The Real Lesson: Context Over Content
The $9 million lunch isn’t about the food. It’s about context. Buffett, Curry, and Ayesha aren’t valuable because of their individual intellect — they’re valuable because of the situational context they grant access to. In B2B sales, context is the most undervalued asset.
- Context of authority: Buffett’s approval signals “this is a serious opportunity.”
- Context of culture: Curry’s presence signals “this is a modern, inclusive partnership.”
- Context of family: Ayesha signals “this deal aligns with values beyond profit.”
When you craft your sales narratives, stop leading with features. Lead with contextual signals: “This partnership with [Your Company] puts you in the same strategic conversation as [Industry Leader X].” That’s the $9 million lesson.
How to Apply This to Your Next Quarterly Review
Take out your MEDDIC scorecard for your top three active deals. Ask yourself:
- If I had $9 million, would I pay it to get a 30-minute meeting with my prospect’s board?
- What “context” am I giving them that justifies a premium price?
- Am I packaging my offering as a transaction or as an investment in relationship capital?
If you answer no to any of these, your deal isn’t positioned as high-value — it’s positioned as a cost. And costs are negotiable. Only relationships are non-negotiable.
Final Word: The $9 Million ROI Calculation
Let’s do the math on potential returns from this lunch:
- If the buyer is a hedge fund manager, a single investment insight from Buffett could yield 10x+ the cost.
- If the buyer runs a CPG company, a Curry endorsement could drive $50M+ in new revenue.
- If the buyer is a startup CEO, the credibility alone could raise a $20M Series A at a higher valuation.
Even conservatively, the lunch breaks even if it generates just $18M in net present value over five years. That’s a 100% ROI at a 2x multiple.

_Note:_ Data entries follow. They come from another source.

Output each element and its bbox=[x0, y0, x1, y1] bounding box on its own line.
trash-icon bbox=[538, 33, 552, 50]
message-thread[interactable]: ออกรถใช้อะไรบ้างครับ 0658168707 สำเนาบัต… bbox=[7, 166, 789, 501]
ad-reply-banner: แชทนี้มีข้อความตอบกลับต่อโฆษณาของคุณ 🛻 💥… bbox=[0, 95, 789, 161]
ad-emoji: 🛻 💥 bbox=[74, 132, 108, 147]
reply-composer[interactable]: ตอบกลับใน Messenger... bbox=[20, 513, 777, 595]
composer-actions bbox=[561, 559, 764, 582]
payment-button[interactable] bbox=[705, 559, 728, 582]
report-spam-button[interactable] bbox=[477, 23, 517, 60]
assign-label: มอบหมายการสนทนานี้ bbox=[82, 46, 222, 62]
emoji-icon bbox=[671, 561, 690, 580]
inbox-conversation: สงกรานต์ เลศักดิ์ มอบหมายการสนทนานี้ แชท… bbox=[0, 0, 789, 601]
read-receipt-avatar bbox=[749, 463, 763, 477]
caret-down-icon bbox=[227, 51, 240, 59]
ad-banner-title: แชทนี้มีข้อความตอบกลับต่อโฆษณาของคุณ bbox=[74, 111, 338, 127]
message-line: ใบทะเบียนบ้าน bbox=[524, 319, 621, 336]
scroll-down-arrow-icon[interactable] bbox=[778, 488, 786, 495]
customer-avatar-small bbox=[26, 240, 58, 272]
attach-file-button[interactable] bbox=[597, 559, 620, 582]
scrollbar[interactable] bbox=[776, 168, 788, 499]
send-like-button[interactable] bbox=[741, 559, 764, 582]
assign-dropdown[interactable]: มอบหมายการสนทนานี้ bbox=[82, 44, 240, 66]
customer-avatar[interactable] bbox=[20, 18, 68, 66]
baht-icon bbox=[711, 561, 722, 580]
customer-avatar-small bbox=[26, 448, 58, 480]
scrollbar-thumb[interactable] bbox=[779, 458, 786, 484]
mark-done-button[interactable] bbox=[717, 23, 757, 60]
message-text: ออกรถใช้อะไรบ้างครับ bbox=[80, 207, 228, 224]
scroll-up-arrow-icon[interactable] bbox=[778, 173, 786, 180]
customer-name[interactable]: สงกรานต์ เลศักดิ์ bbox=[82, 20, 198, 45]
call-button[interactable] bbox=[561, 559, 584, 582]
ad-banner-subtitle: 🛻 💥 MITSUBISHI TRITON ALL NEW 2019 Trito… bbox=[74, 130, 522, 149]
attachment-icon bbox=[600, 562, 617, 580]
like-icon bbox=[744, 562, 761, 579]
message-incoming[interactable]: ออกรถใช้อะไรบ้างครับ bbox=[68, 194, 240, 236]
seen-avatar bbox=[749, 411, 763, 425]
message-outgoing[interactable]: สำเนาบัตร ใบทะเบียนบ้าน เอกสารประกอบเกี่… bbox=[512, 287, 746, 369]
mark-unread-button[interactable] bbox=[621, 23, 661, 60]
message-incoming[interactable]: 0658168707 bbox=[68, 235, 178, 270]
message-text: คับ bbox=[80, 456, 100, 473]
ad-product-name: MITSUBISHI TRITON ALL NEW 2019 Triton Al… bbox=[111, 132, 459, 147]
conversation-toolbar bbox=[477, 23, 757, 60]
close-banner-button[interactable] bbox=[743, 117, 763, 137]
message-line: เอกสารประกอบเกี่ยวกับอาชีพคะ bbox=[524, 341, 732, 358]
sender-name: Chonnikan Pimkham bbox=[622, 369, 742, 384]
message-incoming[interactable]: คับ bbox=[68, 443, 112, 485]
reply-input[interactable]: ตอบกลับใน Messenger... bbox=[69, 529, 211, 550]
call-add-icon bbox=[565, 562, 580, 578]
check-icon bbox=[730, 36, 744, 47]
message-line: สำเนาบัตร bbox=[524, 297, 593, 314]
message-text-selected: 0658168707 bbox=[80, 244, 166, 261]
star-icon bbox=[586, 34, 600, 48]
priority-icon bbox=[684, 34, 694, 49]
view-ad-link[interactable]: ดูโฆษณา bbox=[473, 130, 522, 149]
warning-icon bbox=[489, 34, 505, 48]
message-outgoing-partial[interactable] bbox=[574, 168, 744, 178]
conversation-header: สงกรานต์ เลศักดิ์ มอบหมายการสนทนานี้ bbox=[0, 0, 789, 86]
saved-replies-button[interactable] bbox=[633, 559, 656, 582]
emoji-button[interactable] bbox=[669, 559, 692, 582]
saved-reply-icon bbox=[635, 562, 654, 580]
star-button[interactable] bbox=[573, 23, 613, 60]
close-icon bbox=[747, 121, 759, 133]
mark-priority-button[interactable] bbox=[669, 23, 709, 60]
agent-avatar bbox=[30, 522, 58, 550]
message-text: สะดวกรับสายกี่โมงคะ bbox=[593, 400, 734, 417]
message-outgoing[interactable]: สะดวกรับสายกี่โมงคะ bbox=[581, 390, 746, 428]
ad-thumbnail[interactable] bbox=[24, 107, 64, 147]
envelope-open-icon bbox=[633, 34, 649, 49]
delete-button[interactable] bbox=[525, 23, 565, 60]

In B2B, you don’t need a billionaire’s bank account. You need a billionaire’s logic. The $9 million lunch is a case study in strategic generosity — giving value (the auction proceeds) to get access (the relationship). Apply that same principle to your outreach, your pricing, and your value propositions. You won’t get lunch with Buffett. But you might just land a deal that feels like you did.